Basically what I'd do is;
If there is a discernable pattern then use .hotspot_compiler (or .hotspotrc) to make it stop compiling the offending method(s), repeat the test and see if it doesn't blow up. Obviously in your case this process could theoretically take months I'm afraid.
some references
The other thing I'd do is systematically change the gc algorithm you're using and check the crash times against gc activity (e.g. does it correlate with a young or old gc, what about TLABs?). Your dump indicates you're using parallel scavenge so try
if it doesn't recur with the different GC algos then you know it's down to that (and you have no fix but to change GC algo and/or walk back through older JVMs until you find a version of that algo that doesn't blow).
一些想法:
A few ideas:
您尝试过不同的硬件吗?您似乎使用的是 64 位架构。根据我自己的经验,32 位更快、更稳定。也许某处也存在硬件问题。 “4-24 小时之间”的计时很分散,只是一个软件问题。虽然你确实说系统日志没有错误,所以我可能离题很远。还是觉得值得一试。
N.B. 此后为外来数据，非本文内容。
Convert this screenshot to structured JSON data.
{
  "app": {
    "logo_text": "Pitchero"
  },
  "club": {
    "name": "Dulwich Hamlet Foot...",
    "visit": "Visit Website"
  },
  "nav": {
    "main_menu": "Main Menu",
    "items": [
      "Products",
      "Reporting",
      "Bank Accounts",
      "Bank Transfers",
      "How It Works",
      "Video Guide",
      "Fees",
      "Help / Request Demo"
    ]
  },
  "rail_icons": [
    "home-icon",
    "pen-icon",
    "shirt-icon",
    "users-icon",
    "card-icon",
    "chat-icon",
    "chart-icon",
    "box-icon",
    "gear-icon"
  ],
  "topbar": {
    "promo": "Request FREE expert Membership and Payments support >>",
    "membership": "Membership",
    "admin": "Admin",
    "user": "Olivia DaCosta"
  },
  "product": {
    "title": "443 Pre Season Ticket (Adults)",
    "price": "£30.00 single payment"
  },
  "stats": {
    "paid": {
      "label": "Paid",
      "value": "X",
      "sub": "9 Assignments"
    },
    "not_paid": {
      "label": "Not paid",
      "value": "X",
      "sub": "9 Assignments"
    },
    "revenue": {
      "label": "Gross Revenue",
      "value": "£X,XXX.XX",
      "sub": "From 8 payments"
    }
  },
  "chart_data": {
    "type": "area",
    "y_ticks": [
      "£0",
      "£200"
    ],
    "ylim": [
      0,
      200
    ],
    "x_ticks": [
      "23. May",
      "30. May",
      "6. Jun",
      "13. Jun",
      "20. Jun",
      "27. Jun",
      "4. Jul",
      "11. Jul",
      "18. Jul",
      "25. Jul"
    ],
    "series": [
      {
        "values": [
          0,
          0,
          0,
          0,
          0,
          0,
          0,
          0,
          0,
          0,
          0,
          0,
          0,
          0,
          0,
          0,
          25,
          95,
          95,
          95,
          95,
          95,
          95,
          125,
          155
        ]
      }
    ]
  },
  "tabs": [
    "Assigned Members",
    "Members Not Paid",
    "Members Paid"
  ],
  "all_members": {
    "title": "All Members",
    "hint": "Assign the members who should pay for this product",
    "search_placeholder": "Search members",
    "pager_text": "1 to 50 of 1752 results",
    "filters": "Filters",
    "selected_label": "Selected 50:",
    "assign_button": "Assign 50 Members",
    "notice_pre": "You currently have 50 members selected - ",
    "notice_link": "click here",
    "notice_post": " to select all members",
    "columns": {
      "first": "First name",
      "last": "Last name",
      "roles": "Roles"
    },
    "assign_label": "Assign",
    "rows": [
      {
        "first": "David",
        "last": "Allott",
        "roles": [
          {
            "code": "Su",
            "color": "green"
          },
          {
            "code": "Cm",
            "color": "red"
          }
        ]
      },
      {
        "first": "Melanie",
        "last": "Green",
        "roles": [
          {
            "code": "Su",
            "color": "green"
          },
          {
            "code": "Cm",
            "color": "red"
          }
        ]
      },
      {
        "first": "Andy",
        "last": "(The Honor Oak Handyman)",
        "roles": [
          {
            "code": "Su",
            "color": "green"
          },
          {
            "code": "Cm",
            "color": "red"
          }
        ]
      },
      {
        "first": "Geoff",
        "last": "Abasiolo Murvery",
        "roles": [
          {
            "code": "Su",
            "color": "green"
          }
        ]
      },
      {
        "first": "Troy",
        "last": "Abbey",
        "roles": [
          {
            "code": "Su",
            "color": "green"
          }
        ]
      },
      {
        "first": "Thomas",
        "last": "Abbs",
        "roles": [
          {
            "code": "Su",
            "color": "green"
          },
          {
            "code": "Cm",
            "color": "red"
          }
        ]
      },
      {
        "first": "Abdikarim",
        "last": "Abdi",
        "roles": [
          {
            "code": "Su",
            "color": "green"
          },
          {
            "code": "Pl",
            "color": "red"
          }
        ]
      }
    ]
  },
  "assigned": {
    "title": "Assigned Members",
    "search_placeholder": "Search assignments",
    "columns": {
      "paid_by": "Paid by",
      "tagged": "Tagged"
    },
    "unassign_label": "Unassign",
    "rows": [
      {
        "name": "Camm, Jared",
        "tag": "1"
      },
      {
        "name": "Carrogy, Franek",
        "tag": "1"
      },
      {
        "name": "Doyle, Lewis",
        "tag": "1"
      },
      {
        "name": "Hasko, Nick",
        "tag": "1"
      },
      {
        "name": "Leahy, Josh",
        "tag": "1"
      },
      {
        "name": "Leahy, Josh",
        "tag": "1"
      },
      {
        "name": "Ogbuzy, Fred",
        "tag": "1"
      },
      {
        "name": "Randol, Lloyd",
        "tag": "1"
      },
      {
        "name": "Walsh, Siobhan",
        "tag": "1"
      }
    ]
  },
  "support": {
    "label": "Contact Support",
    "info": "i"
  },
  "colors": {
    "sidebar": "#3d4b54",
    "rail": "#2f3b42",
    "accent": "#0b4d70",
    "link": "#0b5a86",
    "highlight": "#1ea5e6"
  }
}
Have you tried different hardware? It looks like you're using a 64-bit architecture. In my own experience 32-bit is faster and more stable. Perhaps there's a hardware issue somewhere too. Timing of "between 4-24 hours" is quite spread out to be just a software issue. Although you do say system log has no errors, so I could be way off. Still think its worth a try.
你的记忆力会随着时间的推移而增长吗?如果是这样,我建议将内存限制更改得更低,以查看当内存耗尽时系统是否会更频繁地失败。
如果满足以下条件,您能否更快地重现该问题:
我使用的主要策略之一是确定哪个用例导致了问题。这可能是一个通用问题,也可能是特定于用例的问题。尝试记录用例的开始和停止,看看是否可以确定哪些用例更有可能导致问题。如果将用例分成两半,请查看哪一半失败最快。这可能是更常见的失败原因。当然,对每种配置进行一些试验会提高测量的准确性。
我还知道要么更改服务器以执行很少的工作,要么循环执行服务器正在执行的工作。一个使您的应用程序代码工作更加困难,另一个使 Web 服务器和应用程序服务器工作更加困难。
祝你好运,
雅各布
Does your memory grow over time? If so, I suggest changing the memory limits lower to see if the system is failing more frequently when the memory is exhausted.
Can you reproduce the problem faster if:
One of the main strategies that I have used is to determine which use case is causing the problem. It might be a generic issue, or it might be use case specific. Try logging the start and stopping of use cases to see if you can determine which use cases are more likely to cause the problem. If you partition your use cases in half, see which half fails the fastest. That is likely to be a more frequent cause of the failure. Naturally, running a few trials of each configuration will increase the accuracy of your measurements.
I have also been known to either change the server to do little work or loop on the work that the server is doing. One makes your application code work a lot harder, the other makes the web server and application server work a lot harder.
Good luck,
Jacob
尝试将 Servlet 容器从 Tomcat 切换到 Jetty http://jetty.codehaus.org/jetty/ 。
Try switching your servlet container from Tomcat to Jetty http://jetty.codehaus.org/jetty/.
如果我是您,我会执行以下操作:
让我们知道这是如何解决的!
If I was you, I'd do the following:
Let us know how this was sorted out!
是否可以选择使用 32 位 JVM?我相信这是 Sun 最成熟的产品。
Is it an option to go to the 32-bit JVM instead? I believe it is the most mature offering from Sun.